La presidenza del Consiglio dei ministri interviene direttamente sulla posizione processuale della 39enne manager sarda, accusata di peculato insieme al cardinale Angelo Becciu nel processo che si è aperto martedì in Vaticano sulla gestione dei fondi della Segreteria di Stato.

L’avvocato della donna, Fiorino Ruggio, aveva chiesto di porre la questione del segreto che vincolerebbe l'imputata per i suoi legami con i Servizi. In particolare aveva chiesto lo stralcio e il rinvio per la propria assistita "perché il Dis (Dipartimento delle informazioni per la sicurezza, ndr) ha disposto l'apertura di un'indagine e l'ascolto in base a un esposto presentato allo stesso Dis e all'Aise (Agenzia informazioni e sicurezza esterna, ndr) con la richiesta della Segreteria di Stato alle autorità italiane perché la signora Marogna venga liberata dal segreto". "Chiedo il rinvio - ha precisato il legale - perché, se non viene liberata dal segreto, a questo deve attenersi anche durante questo processo".

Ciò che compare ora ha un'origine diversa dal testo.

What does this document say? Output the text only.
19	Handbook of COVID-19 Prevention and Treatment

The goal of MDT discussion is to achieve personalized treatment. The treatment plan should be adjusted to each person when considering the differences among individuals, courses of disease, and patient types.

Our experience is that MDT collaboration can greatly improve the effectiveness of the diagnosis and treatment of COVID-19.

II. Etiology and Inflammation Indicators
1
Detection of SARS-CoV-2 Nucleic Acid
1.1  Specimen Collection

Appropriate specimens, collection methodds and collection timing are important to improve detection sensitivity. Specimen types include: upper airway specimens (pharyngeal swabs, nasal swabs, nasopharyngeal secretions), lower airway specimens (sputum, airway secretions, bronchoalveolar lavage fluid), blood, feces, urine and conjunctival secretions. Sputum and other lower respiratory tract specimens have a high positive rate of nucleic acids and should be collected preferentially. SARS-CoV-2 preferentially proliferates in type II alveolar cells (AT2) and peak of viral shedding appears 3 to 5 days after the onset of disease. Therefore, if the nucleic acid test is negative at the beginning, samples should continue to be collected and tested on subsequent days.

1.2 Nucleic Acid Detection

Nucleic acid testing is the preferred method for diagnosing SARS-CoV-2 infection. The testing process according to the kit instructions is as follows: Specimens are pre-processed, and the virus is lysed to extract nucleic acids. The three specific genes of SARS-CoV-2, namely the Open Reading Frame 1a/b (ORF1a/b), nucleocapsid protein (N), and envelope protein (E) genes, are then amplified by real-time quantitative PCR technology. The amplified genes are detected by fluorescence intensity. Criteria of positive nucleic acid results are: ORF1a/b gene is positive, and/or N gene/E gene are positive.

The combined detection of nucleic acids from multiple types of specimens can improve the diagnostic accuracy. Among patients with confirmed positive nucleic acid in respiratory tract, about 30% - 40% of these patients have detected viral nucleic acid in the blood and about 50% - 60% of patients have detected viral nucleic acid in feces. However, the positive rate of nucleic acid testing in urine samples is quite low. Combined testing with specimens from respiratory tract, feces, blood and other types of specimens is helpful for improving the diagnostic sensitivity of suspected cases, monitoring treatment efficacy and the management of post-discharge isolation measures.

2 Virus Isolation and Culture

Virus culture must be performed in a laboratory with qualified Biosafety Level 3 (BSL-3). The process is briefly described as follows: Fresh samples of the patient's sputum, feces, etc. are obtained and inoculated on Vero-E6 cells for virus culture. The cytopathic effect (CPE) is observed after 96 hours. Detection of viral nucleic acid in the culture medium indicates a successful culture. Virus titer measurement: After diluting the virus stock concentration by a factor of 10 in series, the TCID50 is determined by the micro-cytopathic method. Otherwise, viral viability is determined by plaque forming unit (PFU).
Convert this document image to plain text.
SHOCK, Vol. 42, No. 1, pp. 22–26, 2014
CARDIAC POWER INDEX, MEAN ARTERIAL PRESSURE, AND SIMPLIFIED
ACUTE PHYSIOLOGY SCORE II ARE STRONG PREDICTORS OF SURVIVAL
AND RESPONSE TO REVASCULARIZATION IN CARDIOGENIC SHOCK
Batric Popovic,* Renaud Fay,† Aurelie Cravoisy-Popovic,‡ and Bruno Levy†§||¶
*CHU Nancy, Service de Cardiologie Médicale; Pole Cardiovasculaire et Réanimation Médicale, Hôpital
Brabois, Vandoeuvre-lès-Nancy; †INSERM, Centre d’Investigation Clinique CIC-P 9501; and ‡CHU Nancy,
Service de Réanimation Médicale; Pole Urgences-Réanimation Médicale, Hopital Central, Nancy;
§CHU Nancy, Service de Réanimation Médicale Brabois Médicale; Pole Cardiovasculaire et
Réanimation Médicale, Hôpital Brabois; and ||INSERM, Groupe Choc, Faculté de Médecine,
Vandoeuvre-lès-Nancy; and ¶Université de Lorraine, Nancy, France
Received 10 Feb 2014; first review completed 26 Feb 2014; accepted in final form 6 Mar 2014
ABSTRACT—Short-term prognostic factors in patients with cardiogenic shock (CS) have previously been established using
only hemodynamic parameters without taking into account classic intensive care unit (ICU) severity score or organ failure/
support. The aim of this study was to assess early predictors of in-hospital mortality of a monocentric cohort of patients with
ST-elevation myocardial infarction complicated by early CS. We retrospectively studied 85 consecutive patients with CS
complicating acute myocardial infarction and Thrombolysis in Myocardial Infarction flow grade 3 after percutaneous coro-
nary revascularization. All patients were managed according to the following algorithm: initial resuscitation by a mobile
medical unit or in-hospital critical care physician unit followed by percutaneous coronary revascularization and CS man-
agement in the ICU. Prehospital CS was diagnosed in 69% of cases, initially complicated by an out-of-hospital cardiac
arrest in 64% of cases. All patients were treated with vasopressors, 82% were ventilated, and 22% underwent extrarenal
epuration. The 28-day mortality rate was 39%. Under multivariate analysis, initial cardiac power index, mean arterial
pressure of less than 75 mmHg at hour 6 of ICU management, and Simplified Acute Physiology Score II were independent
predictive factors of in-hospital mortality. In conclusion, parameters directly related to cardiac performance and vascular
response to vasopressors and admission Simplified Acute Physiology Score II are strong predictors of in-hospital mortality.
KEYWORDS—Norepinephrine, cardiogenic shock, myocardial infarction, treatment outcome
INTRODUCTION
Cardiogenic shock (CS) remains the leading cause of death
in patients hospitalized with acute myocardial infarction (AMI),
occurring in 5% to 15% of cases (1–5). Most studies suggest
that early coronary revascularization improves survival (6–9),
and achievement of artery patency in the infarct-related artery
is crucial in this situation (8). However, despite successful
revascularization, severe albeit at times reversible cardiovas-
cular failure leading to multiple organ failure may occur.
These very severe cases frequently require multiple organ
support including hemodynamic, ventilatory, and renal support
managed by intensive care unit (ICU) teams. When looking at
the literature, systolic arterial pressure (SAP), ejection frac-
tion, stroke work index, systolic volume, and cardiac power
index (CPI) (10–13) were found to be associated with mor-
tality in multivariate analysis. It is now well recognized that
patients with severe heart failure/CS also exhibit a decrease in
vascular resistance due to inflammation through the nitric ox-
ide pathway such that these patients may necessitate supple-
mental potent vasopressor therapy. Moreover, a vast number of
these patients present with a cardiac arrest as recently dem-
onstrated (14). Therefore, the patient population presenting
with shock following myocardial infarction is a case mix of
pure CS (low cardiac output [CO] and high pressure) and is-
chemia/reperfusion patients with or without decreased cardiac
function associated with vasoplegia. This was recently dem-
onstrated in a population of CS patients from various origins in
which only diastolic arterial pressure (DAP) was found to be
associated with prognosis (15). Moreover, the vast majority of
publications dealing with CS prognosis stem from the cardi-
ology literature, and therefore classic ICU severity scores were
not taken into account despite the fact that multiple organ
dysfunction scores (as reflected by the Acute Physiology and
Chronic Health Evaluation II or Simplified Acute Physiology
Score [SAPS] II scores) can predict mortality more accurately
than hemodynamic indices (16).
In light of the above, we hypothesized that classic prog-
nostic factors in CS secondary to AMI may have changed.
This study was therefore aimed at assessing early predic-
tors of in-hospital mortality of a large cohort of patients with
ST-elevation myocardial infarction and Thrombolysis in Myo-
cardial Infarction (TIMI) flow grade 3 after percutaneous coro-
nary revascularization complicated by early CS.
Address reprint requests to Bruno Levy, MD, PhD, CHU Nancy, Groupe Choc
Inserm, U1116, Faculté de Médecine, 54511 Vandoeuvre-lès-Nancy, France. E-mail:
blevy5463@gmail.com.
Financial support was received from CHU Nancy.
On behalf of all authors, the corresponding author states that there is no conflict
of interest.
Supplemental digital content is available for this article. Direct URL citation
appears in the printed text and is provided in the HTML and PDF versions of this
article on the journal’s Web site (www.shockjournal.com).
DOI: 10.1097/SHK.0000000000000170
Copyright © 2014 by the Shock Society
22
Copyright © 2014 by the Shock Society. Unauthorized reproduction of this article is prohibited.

Il Tribunale presieduto da Giuseppe Pignatone si è riservato la decisione "all'esito delle ulteriori questioni che saranno eventualmente sollevate per la prossima udienza" fissata al 5 ottobre. Ma per Palazzo Chigi, da cui dipendono le direzioni dei Servizi, il problema non si pone: in capo a Cecilia Marogna "non esiste alcun obbligo di segretezza che limiti l'esercizio dei suoi diritti processuali".

Marogna, sia personalmente che tramite la propria società slovena Logsic con sede a Lubiana, deve rispondere insieme a Becciu dell'ipotesi di peculato: secondo il capo d'imputazione, "sottraevano, si appropriavano indebitamente, convertendole a proprio profitto, e, comunque, usavano in modo illecito e distraevano, a vantaggio proprio, i fondi ed i valori pubblici, di importo non inferiore a 575.000 euro, destinandoli anche ad acquisti voluttuari incompatibili con le finalità impresse dalla Segreteria di Stato".

Entrata in collaborazione con Becciu quando lui era sostituto per gli Affari generali accreditandosi come analista di intelligence, esperta di relazioni diplomatiche e mediatrice nelle crisi internazionali, Marogna ha sostenuto che i bonifici ricevuti dalla Segreteria di Stato dovevano servire a missioni umanitarie e mediazioni riservate. Con lo stesso scopo acquistava beni griffati e di lusso.